Optimization of a Novel Activation-Repolarization Metric to Identify Targets for Catheter Ablation

Fernando Campos1, Michele Orini2, Ben Hanson3, Peter Taggart4, Pier Lambiase5, Bradley Porter1, Christopher Aldo Rinaldi6, Jaswinder Gill1, Martin Bishop7
1School of Biomedical Engineering and Imaging Sciences, King's College London, 2University College London, Department of Mechanical Engineering, 3Department of Mechanical Engineering, University College London, 4The Heart Hospital, University College London, 5Institute of Cardiovascular Science, University College London, 6Department of Cardiology, Guys and St Thomas' NHS Trust, 7King's College London


Abstract

Background: Identification of targets for catheter ablation of arrhythmias remains a significant challenge.
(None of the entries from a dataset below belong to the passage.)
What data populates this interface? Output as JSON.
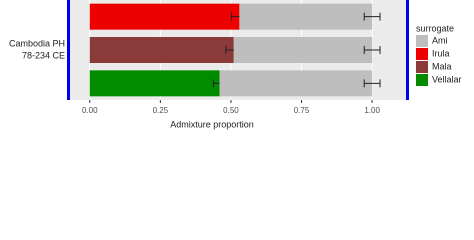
{
  "chart_data": {
    "type": "stacked_barh",
    "x_label": "Admixture proportion",
    "legend_title": "surrogate",
    "legend_position": "right",
    "group_label": [
      "Cambodia PH",
      "78-234 CE"
    ],
    "categories": [
      null,
      null,
      null
    ],
    "xlim": [
      -0.07,
      1.12
    ],
    "xticks": [
      {
        "value": 0,
        "label": "0.00"
      },
      0.25,
      {
        "value": 0.5,
        "label": "0.50"
      },
      0.75,
      {
        "value": 1,
        "label": "1.00"
      }
    ],
    "grid": true,
    "series": [
      {
        "name": "Ami",
        "color": "#bebebe",
        "values": [
          0.47,
          0.49,
          0.54
        ],
        "errors": [
          0.028,
          0.028,
          0.028
        ]
      },
      {
        "name": "Irula",
        "color": "#ee0000",
        "values": [
          0.53,
          null,
          null
        ],
        "errors": [
          0.028,
          null,
          null
        ]
      },
      {
        "name": "Mala",
        "color": "#8b3a3a",
        "values": [
          null,
          0.51,
          null
        ],
        "errors": [
          null,
          0.028,
          null
        ]
      },
      {
        "name": "Vellalar",
        "color": "#008b00",
        "values": [
          null,
          null,
          0.46
        ],
        "errors": [
          null,
          null,
          0.022
        ]
      }
    ],
    "stack_order": [
      1,
      2,
      3,
      0
    ]
  }
}
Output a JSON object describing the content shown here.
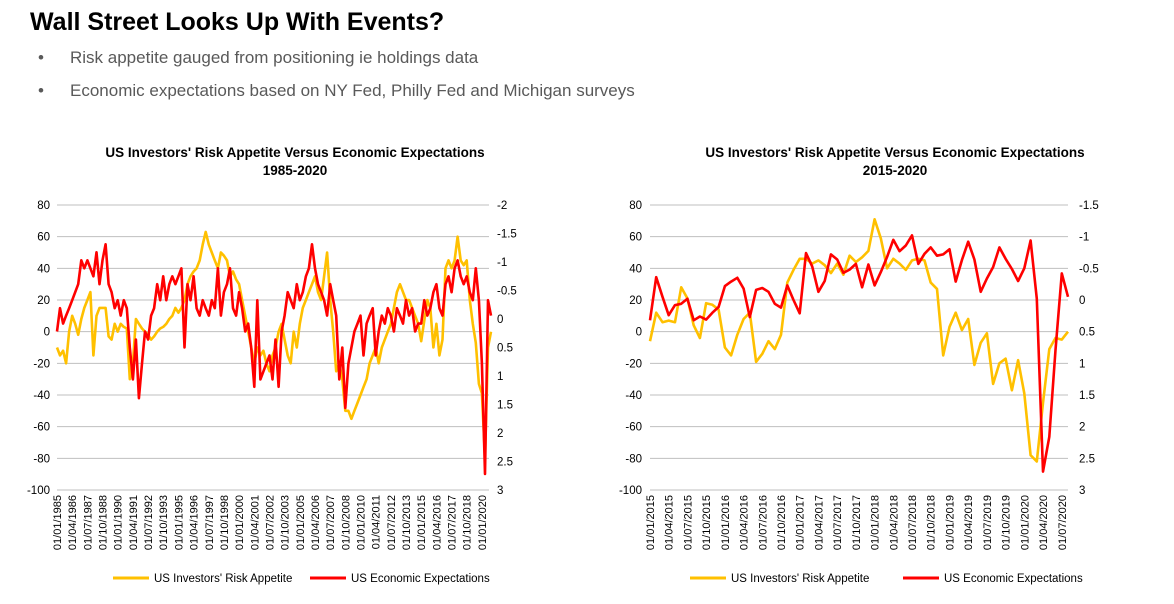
{
  "slide": {
    "title": "Wall Street Looks Up With Events?",
    "bullets": [
      "Risk appetite gauged from positioning ie holdings data",
      "Economic expectations based on NY Fed, Philly Fed and Michigan surveys"
    ],
    "bullet_glyph": "•"
  },
  "colors": {
    "risk_appetite": "#FFC000",
    "economic_expectations": "#FF0000",
    "grid": "#BFBFBF"
  },
  "chart_data": [
    {
      "type": "line",
      "title": "US Investors' Risk Appetite Versus Economic Expectations",
      "subtitle": "1985-2020",
      "grid": true,
      "legend_position": "bottom",
      "y_left": {
        "range": [
          -100,
          80
        ],
        "ticks": [
          "80",
          "60",
          "40",
          "20",
          "0",
          "-20",
          "-40",
          "-60",
          "-80",
          "-100"
        ]
      },
      "y_right": {
        "range": [
          -2,
          3
        ],
        "inverted": true,
        "ticks": [
          "-2",
          "-1.5",
          "-1",
          "-0.5",
          "0",
          "0.5",
          "1",
          "1.5",
          "2",
          "2.5",
          "3"
        ]
      },
      "x_range": [
        "1985-01",
        "2020-08"
      ],
      "x_tick_labels": [
        "01/01/1985",
        "01/04/1986",
        "01/07/1987",
        "01/10/1988",
        "01/01/1990",
        "01/04/1991",
        "01/07/1992",
        "01/10/1993",
        "01/01/1995",
        "01/04/1996",
        "01/07/1997",
        "01/10/1998",
        "01/01/2000",
        "01/04/2001",
        "01/07/2002",
        "01/10/2003",
        "01/01/2005",
        "01/04/2006",
        "01/07/2007",
        "01/10/2008",
        "01/01/2010",
        "01/04/2011",
        "01/07/2012",
        "01/10/2013",
        "01/01/2015",
        "01/04/2016",
        "01/07/2017",
        "01/10/2018",
        "01/01/2020"
      ],
      "x_first": "1985-01",
      "x_step_months": 3,
      "series": [
        {
          "name": "US Investors' Risk Appetite",
          "axis": "left",
          "values": [
            -10,
            -15,
            -12,
            -20,
            0,
            10,
            5,
            -2,
            8,
            15,
            20,
            25,
            -15,
            10,
            15,
            15,
            15,
            -3,
            -5,
            5,
            0,
            5,
            3,
            2,
            -30,
            -20,
            8,
            5,
            2,
            0,
            -2,
            -5,
            -3,
            0,
            2,
            3,
            5,
            8,
            10,
            15,
            12,
            15,
            20,
            30,
            35,
            38,
            40,
            45,
            55,
            63,
            55,
            50,
            45,
            40,
            50,
            48,
            45,
            35,
            38,
            33,
            30,
            20,
            10,
            0,
            -10,
            -20,
            -10,
            -15,
            -12,
            -20,
            -25,
            -15,
            -10,
            0,
            5,
            -5,
            -15,
            -20,
            0,
            -10,
            5,
            15,
            20,
            25,
            30,
            35,
            25,
            20,
            35,
            50,
            20,
            0,
            -25,
            -20,
            -30,
            -50,
            -50,
            -55,
            -50,
            -45,
            -40,
            -35,
            -30,
            -20,
            -15,
            -10,
            -20,
            -10,
            -5,
            0,
            5,
            15,
            25,
            30,
            25,
            20,
            20,
            15,
            10,
            5,
            -6,
            7,
            20,
            15,
            -10,
            5,
            -15,
            -5,
            40,
            45,
            40,
            45,
            60,
            45,
            42,
            45,
            20,
            5,
            -7,
            -33,
            -39,
            -80,
            -10,
            0
          ]
        },
        {
          "name": "US Economic Expectations",
          "axis": "right",
          "values": [
            0.22,
            -0.19,
            0.08,
            -0.06,
            -0.19,
            -0.33,
            -0.47,
            -0.61,
            -1.03,
            -0.89,
            -1.03,
            -0.89,
            -0.75,
            -1.17,
            -0.61,
            -1.03,
            -1.31,
            -0.61,
            -0.47,
            -0.19,
            -0.33,
            -0.06,
            -0.33,
            -0.19,
            0.5,
            1.06,
            0.36,
            1.39,
            0.78,
            0.22,
            0.36,
            -0.06,
            -0.19,
            -0.61,
            -0.33,
            -0.75,
            -0.33,
            -0.61,
            -0.75,
            -0.61,
            -0.75,
            -0.89,
            0.5,
            -0.61,
            -0.33,
            -0.75,
            -0.19,
            -0.06,
            -0.33,
            -0.19,
            -0.06,
            -0.33,
            -0.19,
            -0.89,
            -0.06,
            -0.47,
            -0.61,
            -0.89,
            -0.19,
            -0.06,
            -0.47,
            -0.19,
            0.22,
            0.08,
            0.5,
            1.19,
            -0.33,
            1.06,
            0.92,
            0.78,
            0.64,
            1.06,
            0.36,
            1.19,
            0.22,
            -0.06,
            -0.47,
            -0.33,
            -0.19,
            -0.61,
            -0.33,
            -0.47,
            -0.75,
            -0.89,
            -1.31,
            -0.89,
            -0.61,
            -0.47,
            -0.33,
            -0.06,
            -0.61,
            -0.33,
            -0.06,
            1.06,
            0.5,
            1.56,
            0.78,
            0.5,
            0.22,
            0.08,
            -0.06,
            0.64,
            0.08,
            -0.06,
            -0.19,
            0.64,
            0.22,
            -0.06,
            0.08,
            -0.19,
            -0.06,
            0.22,
            -0.19,
            -0.06,
            0.08,
            -0.33,
            -0.06,
            -0.19,
            0.22,
            0.08,
            0.08,
            -0.33,
            -0.06,
            -0.19,
            -0.47,
            -0.61,
            -0.19,
            -0.06,
            -0.61,
            -0.75,
            -0.47,
            -0.89,
            -1.03,
            -0.75,
            -0.61,
            -0.75,
            -0.47,
            -0.33,
            -0.89,
            -0.33,
            0.78,
            2.72,
            -0.33,
            -0.06
          ]
        }
      ]
    },
    {
      "type": "line",
      "title": "US Investors' Risk Appetite Versus Economic Expectations",
      "subtitle": "2015-2020",
      "grid": true,
      "legend_position": "bottom",
      "y_left": {
        "range": [
          -100,
          80
        ],
        "ticks": [
          "80",
          "60",
          "40",
          "20",
          "0",
          "-20",
          "-40",
          "-60",
          "-80",
          "-100"
        ]
      },
      "y_right": {
        "range": [
          -1.5,
          3
        ],
        "inverted": true,
        "ticks": [
          "-1.5",
          "-1",
          "-0.5",
          "0",
          "0.5",
          "1",
          "1.5",
          "2",
          "2.5",
          "3"
        ]
      },
      "x_range": [
        "2015-01",
        "2020-08"
      ],
      "x_tick_labels": [
        "01/01/2015",
        "01/04/2015",
        "01/07/2015",
        "01/10/2015",
        "01/01/2016",
        "01/04/2016",
        "01/07/2016",
        "01/10/2016",
        "01/01/2017",
        "01/04/2017",
        "01/07/2017",
        "01/10/2017",
        "01/01/2018",
        "01/04/2018",
        "01/07/2018",
        "01/10/2018",
        "01/01/2019",
        "01/04/2019",
        "01/07/2019",
        "01/10/2019",
        "01/01/2020",
        "01/04/2020",
        "01/07/2020"
      ],
      "x_first": "2015-01",
      "x_step_months": 1,
      "series": [
        {
          "name": "US Investors' Risk Appetite",
          "axis": "left",
          "values": [
            -6,
            12,
            6,
            7,
            6,
            28,
            21,
            4,
            -4,
            18,
            17,
            14,
            -10,
            -15,
            -2,
            8,
            12,
            -19,
            -14,
            -6,
            -11,
            -2,
            31,
            39,
            46,
            46,
            43,
            45,
            42,
            37,
            43,
            36,
            48,
            44,
            47,
            51,
            71,
            59,
            40,
            46,
            43,
            39,
            45,
            46,
            45,
            31,
            27,
            -15,
            3,
            12,
            1,
            8,
            -21,
            -7,
            -1,
            -33,
            -20,
            -17,
            -37,
            -18,
            -39,
            -78,
            -82,
            -45,
            -11,
            -4,
            -5,
            0
          ]
        },
        {
          "name": "US Economic Expectations",
          "axis": "right",
          "values": [
            0.32,
            -0.36,
            -0.05,
            0.24,
            0.08,
            0.06,
            -0.02,
            0.32,
            0.26,
            0.31,
            0.2,
            0.11,
            -0.22,
            -0.29,
            -0.35,
            -0.18,
            0.27,
            -0.16,
            -0.19,
            -0.13,
            0.06,
            0.12,
            -0.23,
            0.0,
            0.21,
            -0.74,
            -0.53,
            -0.13,
            -0.3,
            -0.72,
            -0.64,
            -0.43,
            -0.48,
            -0.57,
            -0.2,
            -0.56,
            -0.23,
            -0.44,
            -0.68,
            -0.95,
            -0.77,
            -0.86,
            -1.02,
            -0.57,
            -0.73,
            -0.83,
            -0.7,
            -0.72,
            -0.8,
            -0.29,
            -0.63,
            -0.92,
            -0.64,
            -0.13,
            -0.34,
            -0.52,
            -0.83,
            -0.65,
            -0.49,
            -0.3,
            -0.5,
            -0.94,
            -0.02,
            2.71,
            2.16,
            0.79,
            -0.42,
            -0.05
          ]
        }
      ]
    }
  ]
}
We have recently developed a novel substrate mapping procedure, termed the Reentry Vulnerability Index (RVI), which incorporates both activation (AT) and repolarisation (RT) times to identify ablation targets. Despite showing promise in a series of experiments, the approach requires further development to enable its incorporation into a clinical protocol. Objective: To use computer simulations to optimize the RVI procedure for its future usage within the clinic. Methods: A 2D computational model was employed to investigate the behavior of the RVI algorithm under mapping catheters recordings resembling clinical conditions. Conduction block following premature stimulation (Fig. 1A) was induced and mapped in a cardiac tissue model including repolarization heterogeneity reported in infarcted hearts. RVI maps were computed based on the difference between RTs and ATs between suc-cessive pairs of electrodes within a given search radius. A color map is then constructed to highlight small RVI values which identify vulnerable sites for reentry (Fig. 1B). Results: Within 2D sheet models we show that RVI maps computed on sparse recording sites randomly placed on the tissue surface were in good agreement with high resolution maps. Moreover, RVI maps computed on recording sites resembling a decapolar electrode placed linearly as well as on a fan-like arrangement also captured regions of small RVIs (see Fig. 1C-D). Conclusion: The RVI algorithm performed well under a wide range of clinically-relevant mapping conditions. The RVI metric was capable of indentifying pro-arrhythmic regions which may be used to guide ablation.

Figure 1: Simulation results on a 2D model. A) ATs of a premature stimulation (t = 820 ms) following two paced beats at 2 Hz. B) RVI map computed on the high-density grid. C) and D) RVI maps computed according to different positions of a decapolar electrode.